I’m telling you, this hospital has got some bad juju.
 
 
Mama rouses me from a nap to tell me Jackson’s on the phone. He’s been calling me every day since I got here. He promised he’s going to come down to visit on the weekend sometime real soon. My head hurts so bad from where I knocked it on the lamppost, even him calling can’t cheer me up. I’ve got a bruise the size of Texas back there. I’m lonely, bored, and rightly sick to death of this place.
“Hey,” I say, sounding as pathetic as I feel.
“Y’okay?” he asks.
And suddenly, without even putting any thought to it, I say, “Tell me the truth, Jackson, would you ruther be done with me?”
He’s dead quiet at first, scaring the bejesus out of me. But then he turns all serious and says, “Ain’t nut’n changed on my end of things. That how you feel?” And his voice sounds all hurt and tight.
“Me? Are you kidding? Lord, Jackson, I’d give my right arm just to see you for ten whole minutes!”
He laughs and tells me I done scared the pants off him. I feel so relieved, my mood finally brightens. And even though it took me getting all melancholy to get to where I could ask him that question, I sure am glad I did.
“By the way,” I say, “I’ve been meaning to tell you, I went by the art gallery at the junior college one day and I told the guy there about your paintings and he said he’d really like it if you’d bring some by for him to take a look at.”
He’s real quiet. “Why?” he finally says.
“Why
what
?”
“Why should I bring ’em over there?”
“I don’t know. He said he’s always interested in meeting talented young people.”
“What good will it do me?” He sounds nearly angry.
“It’s a connection,” I say. “You never know.”
“Hm,” is all he says. Then back to the usual, “I got to run.”
Oh well, at least we cleared up the heavy-duty question. I believe Mama nearly had me convinced that he was through with me, had me imagining him out there in Greenville dating all sorts of girls. Shoot. Maybe now she’s got a man interested in her (even if he does look old and scummy), she’ll lay off of dumping on Jackson.
Speak of the devil, here comes Mr.
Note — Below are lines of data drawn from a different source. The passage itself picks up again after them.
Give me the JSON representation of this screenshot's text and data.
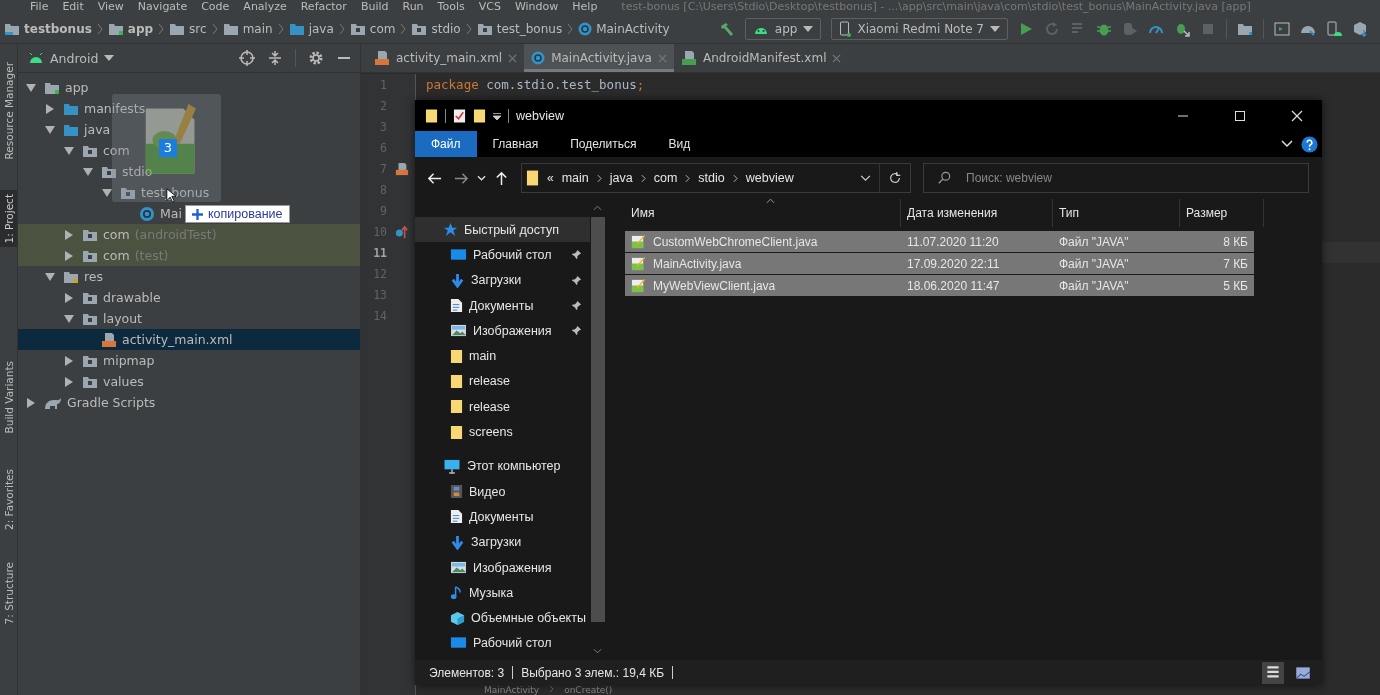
{
  "menu_bar": {
    "items": [
      "File",
      "Edit",
      "View",
      "Navigate",
      "Code",
      "Analyze",
      "Refactor",
      "Build",
      "Run",
      "Tools",
      "VCS",
      "Window",
      "Help"
    ],
    "title": "test-bonus [C:\\Users\\Stdio\\Desktop\\testbonus] - ...\\app\\src\\main\\java\\com\\stdio\\test_bonus\\MainActivity.java [app]"
  },
  "breadcrumbs": [
    {
      "label": "testbonus",
      "kind": "project"
    },
    {
      "label": "app",
      "kind": "module"
    },
    {
      "label": "src",
      "kind": "folder"
    },
    {
      "label": "main",
      "kind": "folder"
    },
    {
      "label": "java",
      "kind": "source"
    },
    {
      "label": "com",
      "kind": "package"
    },
    {
      "label": "stdio",
      "kind": "package"
    },
    {
      "label": "test_bonus",
      "kind": "package"
    },
    {
      "label": "MainActivity",
      "kind": "class"
    }
  ],
  "run_config": {
    "module": "app",
    "device": "Xiaomi Redmi Note 7"
  },
  "side_tools": [
    {
      "label": "Resource Manager",
      "selected": false
    },
    {
      "label": "1: Project",
      "selected": true
    },
    {
      "label": "Build Variants",
      "selected": false
    },
    {
      "label": "2: Favorites",
      "selected": false
    },
    {
      "label": "7: Structure",
      "selected": false
    }
  ],
  "project_panel": {
    "view": "Android",
    "tree": [
      {
        "label": "app",
        "kind": "module",
        "expanded": true,
        "selected": false,
        "highlighted": false,
        "children": [
          {
            "label": "manifests",
            "kind": "source",
            "expanded": false,
            "selected": false,
            "highlighted": false
          },
          {
            "label": "java",
            "kind": "source",
            "expanded": true,
            "selected": false,
            "highlighted": false,
            "children": [
              {
                "label": "com",
                "kind": "package",
                "expanded": true,
                "selected": false,
                "highlighted": false,
                "children": [
                  {
                    "label": "stdio",
                    "kind": "package",
                    "expanded": true,
                    "selected": false,
                    "highlighted": false,
                    "children": [
                      {
                        "label": "test_bonus",
                        "kind": "package",
                        "expanded": true,
                        "selected": false,
                        "highlighted": false,
                        "children": [
                          {
                            "label": "Mai",
                            "kind": "class",
                            "selected": false,
                            "highlighted": false
                          }
                        ]
                      }
                    ]
                  }
                ]
              },
              {
                "label": "com",
                "suffix": "(androidTest)",
                "kind": "package",
                "expanded": false,
                "selected": false,
                "highlighted": true
              },
              {
                "label": "com",
                "suffix": "(test)",
                "kind": "package",
                "expanded": false,
                "selected": false,
                "highlighted": true
              }
            ]
          },
          {
            "label": "res",
            "kind": "res",
            "expanded": true,
            "selected": false,
            "highlighted": false,
            "children": [
              {
                "label": "drawable",
                "kind": "package",
                "expanded": false,
                "selected": false,
                "highlighted": false
              },
              {
                "label": "layout",
                "kind": "package",
                "expanded": true,
                "selected": false,
                "highlighted": false,
                "children": [
                  {
                    "label": "activity_main.xml",
                    "kind": "xml",
                    "selected": true,
                    "highlighted": false
                  }
                ]
              },
              {
                "label": "mipmap",
                "kind": "package",
                "expanded": false,
                "selected": false,
                "highlighted": false
              },
              {
                "label": "values",
                "kind": "package",
                "expanded": false,
                "selected": false,
                "highlighted": false
              }
            ]
          }
        ]
      },
      {
        "label": "Gradle Scripts",
        "kind": "gradle",
        "expanded": false,
        "selected": false,
        "highlighted": false
      }
    ]
  },
  "drag": {
    "count": "3",
    "action": "копирование"
  },
  "editor": {
    "tabs": [
      {
        "label": "activity_main.xml",
        "kind": "xml",
        "selected": false
      },
      {
        "label": "MainActivity.java",
        "kind": "class",
        "selected": true
      },
      {
        "label": "AndroidManifest.xml",
        "kind": "manifest",
        "selected": false
      }
    ],
    "lines": [
      {
        "number": "1",
        "current": false,
        "kind": "plain",
        "tokens": [
          {
            "text": "package",
            "kind": "keyword"
          },
          {
            "text": " com.stdio.test_bonus",
            "kind": "plain"
          },
          {
            "text": ";",
            "kind": "keyword"
          }
        ]
      },
      {
        "number": "2",
        "current": false,
        "kind": "plain"
      },
      {
        "number": "3",
        "current": false,
        "kind": "plain"
      },
      {
        "number": "6",
        "current": false,
        "kind": "plain"
      },
      {
        "number": "7",
        "current": false,
        "kind": "xml"
      },
      {
        "number": "8",
        "current": false,
        "kind": "plain"
      },
      {
        "number": "9",
        "current": false,
        "kind": "plain"
      },
      {
        "number": "10",
        "current": false,
        "kind": "override"
      },
      {
        "number": "11",
        "current": true,
        "kind": "plain"
      },
      {
        "number": "12",
        "current": false,
        "kind": "plain"
      },
      {
        "number": "13",
        "current": false,
        "kind": "plain"
      },
      {
        "number": "14",
        "current": false,
        "kind": "plain"
      }
    ],
    "footer": [
      "MainActivity",
      "onCreate()"
    ]
  },
  "explorer": {
    "title": "webview",
    "ribbon_tabs": [
      {
        "label": "Файл",
        "selected": true
      },
      {
        "label": "Главная",
        "selected": false
      },
      {
        "label": "Поделиться",
        "selected": false
      },
      {
        "label": "Вид",
        "selected": false
      }
    ],
    "path_overflow": "«",
    "path": [
      "main",
      "java",
      "com",
      "stdio",
      "webview"
    ],
    "search": {
      "placeholder": "Поиск: webview"
    },
    "nav": [
      {
        "label": "Быстрый доступ",
        "kind": "star",
        "selected": true,
        "children": [
          {
            "label": "Рабочий стол",
            "kind": "desktop",
            "pinned": true,
            "selected": false
          },
          {
            "label": "Загрузки",
            "kind": "download",
            "pinned": true,
            "selected": false
          },
          {
            "label": "Документы",
            "kind": "docs",
            "pinned": true,
            "selected": false
          },
          {
            "label": "Изображения",
            "kind": "images",
            "pinned": true,
            "selected": false
          },
          {
            "label": "main",
            "kind": "folder",
            "pinned": false,
            "selected": false
          },
          {
            "label": "release",
            "kind": "folder",
            "pinned": false,
            "selected": false
          },
          {
            "label": "release",
            "kind": "folder",
            "pinned": false,
            "selected": false
          },
          {
            "label": "screens",
            "kind": "folder",
            "pinned": false,
            "selected": false
          }
        ]
      },
      {
        "label": "Этот компьютер",
        "kind": "pc",
        "selected": false,
        "children": [
          {
            "label": "Видео",
            "kind": "video",
            "selected": false
          },
          {
            "label": "Документы",
            "kind": "docs",
            "selected": false
          },
          {
            "label": "Загрузки",
            "kind": "download",
            "selected": false
          },
          {
            "label": "Изображения",
            "kind": "images",
            "selected": false
          },
          {
            "label": "Музыка",
            "kind": "music",
            "selected": false
          },
          {
            "label": "Объемные объекты",
            "kind": "objects",
            "selected": false
          },
          {
            "label": "Рабочий стол",
            "kind": "desktop",
            "selected": false
          }
        ]
      }
    ],
    "columns": [
      "Имя",
      "Дата изменения",
      "Тип",
      "Размер"
    ],
    "files": [
      {
        "name": "CustomWebChromeClient.java",
        "modified": "11.07.2020 11:20",
        "type": "Файл \"JAVA\"",
        "size": "8 КБ",
        "selected": true
      },
      {
        "name": "MainActivity.java",
        "modified": "17.09.2020 22:11",
        "type": "Файл \"JAVA\"",
        "size": "7 КБ",
        "selected": true
      },
      {
        "name": "MyWebViewClient.java",
        "modified": "18.06.2020 11:47",
        "type": "Файл \"JAVA\"",
        "size": "5 КБ",
        "selected": true
      }
    ],
    "status": {
      "count": "Элементов: 3",
      "selection": "Выбрано 3 элем.: 19,4 КБ"
    }
  }
}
Caterpillar Mustache for yet another visit, stinking to high heaven of cigars and Aqua Velva. I understand he helped get me an ambulance when I needed it. But he ain’t fooling nobody. The way he’s drooling all over Mama, wouldn’t nobody believe he’s here to check up on me. Mama
is
pretty. I’ve always known it. But salivating over her right beside her daughter’s hospital bed seems to me to be in bad taste.
“Hey there, Savannah,” he says, his eyes on Mama. “Miss Porsha,” he says softly, bowing slightly.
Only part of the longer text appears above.